En fin. El grano que salió ayer sigue su curso, más mono que ningún otro. Las ganas de trabajar eran pocas y hoy me encontraba regular. De esas veces que no tienes ningún síntoma concreto pero que no terminas de encontrarte.

Ya en casa huelo mal, tengo las manos sucias, me duelen los pies, se me
enreda el pelo, mi cara es grisácea. Me arrastro como un reptil que hace tiempo que tenía que haberse mudado. De piel, de lugar, qué sé yo. No doy para más. Y quiero darlo todo. Pero no me queda. Los cigarrillos son sucios y pegajosos, como mis manos, al final del día. Las tuberías atascadas, mocosas, incluso sangrantes. Y no dejan de dolerme por dentro. Creo que como y duermo mal y no me apetece arreglar ninguna de las dos cosas. Estoy cansada. Y sólo es martes. Después de varios días sin trabajo. No me entiendo.

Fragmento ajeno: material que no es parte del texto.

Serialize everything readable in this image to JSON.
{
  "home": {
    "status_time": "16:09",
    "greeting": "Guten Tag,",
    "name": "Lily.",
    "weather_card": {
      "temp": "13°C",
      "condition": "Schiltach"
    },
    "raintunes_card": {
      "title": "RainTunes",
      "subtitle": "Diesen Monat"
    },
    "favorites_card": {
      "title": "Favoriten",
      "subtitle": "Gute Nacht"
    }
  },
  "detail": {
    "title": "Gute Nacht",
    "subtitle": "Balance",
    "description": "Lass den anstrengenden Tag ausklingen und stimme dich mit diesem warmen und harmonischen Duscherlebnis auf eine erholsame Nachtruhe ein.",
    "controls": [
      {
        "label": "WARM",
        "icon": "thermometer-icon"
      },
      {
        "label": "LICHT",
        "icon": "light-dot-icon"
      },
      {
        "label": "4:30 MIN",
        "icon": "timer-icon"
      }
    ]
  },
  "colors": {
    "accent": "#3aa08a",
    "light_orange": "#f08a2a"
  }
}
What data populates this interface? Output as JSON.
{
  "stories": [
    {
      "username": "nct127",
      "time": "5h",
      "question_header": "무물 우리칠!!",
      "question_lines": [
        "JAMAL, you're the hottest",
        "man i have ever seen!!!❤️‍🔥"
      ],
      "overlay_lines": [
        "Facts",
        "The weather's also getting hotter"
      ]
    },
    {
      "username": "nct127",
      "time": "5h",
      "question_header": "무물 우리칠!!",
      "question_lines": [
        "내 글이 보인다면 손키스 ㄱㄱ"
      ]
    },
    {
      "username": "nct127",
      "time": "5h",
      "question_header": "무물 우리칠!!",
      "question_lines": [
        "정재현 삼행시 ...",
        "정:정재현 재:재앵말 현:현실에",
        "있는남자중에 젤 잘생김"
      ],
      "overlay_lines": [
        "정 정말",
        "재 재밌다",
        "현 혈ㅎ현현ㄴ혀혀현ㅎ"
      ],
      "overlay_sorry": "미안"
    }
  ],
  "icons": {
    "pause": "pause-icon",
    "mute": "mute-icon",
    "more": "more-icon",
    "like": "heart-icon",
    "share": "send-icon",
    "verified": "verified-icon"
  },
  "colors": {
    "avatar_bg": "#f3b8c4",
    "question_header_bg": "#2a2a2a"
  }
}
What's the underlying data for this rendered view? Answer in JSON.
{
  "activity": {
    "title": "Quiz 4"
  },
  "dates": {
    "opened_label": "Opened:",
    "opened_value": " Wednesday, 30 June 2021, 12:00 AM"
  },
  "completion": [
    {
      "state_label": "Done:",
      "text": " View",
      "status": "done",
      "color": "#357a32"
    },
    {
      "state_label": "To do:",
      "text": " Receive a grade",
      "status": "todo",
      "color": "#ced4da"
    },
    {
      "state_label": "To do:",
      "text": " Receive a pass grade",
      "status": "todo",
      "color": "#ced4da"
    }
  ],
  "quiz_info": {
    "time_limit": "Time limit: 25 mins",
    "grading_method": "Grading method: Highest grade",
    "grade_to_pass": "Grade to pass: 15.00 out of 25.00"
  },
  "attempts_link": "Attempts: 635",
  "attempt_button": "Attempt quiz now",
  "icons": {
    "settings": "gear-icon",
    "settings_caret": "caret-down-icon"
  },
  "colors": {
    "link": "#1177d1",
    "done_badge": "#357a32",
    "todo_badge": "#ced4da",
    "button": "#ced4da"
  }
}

La primavera llega, por fin, astuta y porculera. Me hace creer que no, pero sí que llega, rabiosa, con ganas de marcha. Se nota en que mudo la piel a fuerza de rozar un abrigo innecesario con el hueco de mis codos. Mi abrigo gusano negro, de arriba a abajo, por si llueve. Pero hoy el termómetro de la parada de autobús me decía veintitrés y no mentía. Empiezo a acordarme del calor de aquí, del de allí, del calor en general, de lo que se avecina. Lo temo y casi imploro mirando el cielo. Solo que Madrid no tiene cielo, no gasta de eso, se lo ahorra.

Llego a la tienda y me encuentro mal, con un cuerpo que no es el mío, que me manda mensajes que no entiendo, que hace que la cabeza me dé vueltas. Me mareo, tengo síntomas extraños y a la vez familiares. Me asusto un poco. Luego mi compañera, que sale un momento a hacer una gestión, me trae una caña de chocolate. Me la como en tres tiempos y resulta ser mano de santo. Recupero un poco el color, un poco las fuerzas, el equilibrio.

En el metro un padre contento. Con dos niñas cansadas, tiquismiquis, peleonas. Papá, dile que me deje. Y la hermana pequeña embistiendo a la grande, por aburrimiento. La mayor la trata con desprecio. Ambas lloriquean sin soltar una lágrima, soltando en su lugar quejas con tono lastimero. El padre me mira, porque yo las miro, y me sonríe. Están cansadas. No hay nada peor que ser un niño y volver a casa cansado. Te vuelves irascible, no soportas una broma, pataleas. Como yo, que hago lo mismo sentada junto a las niñas, pero me lo guardo.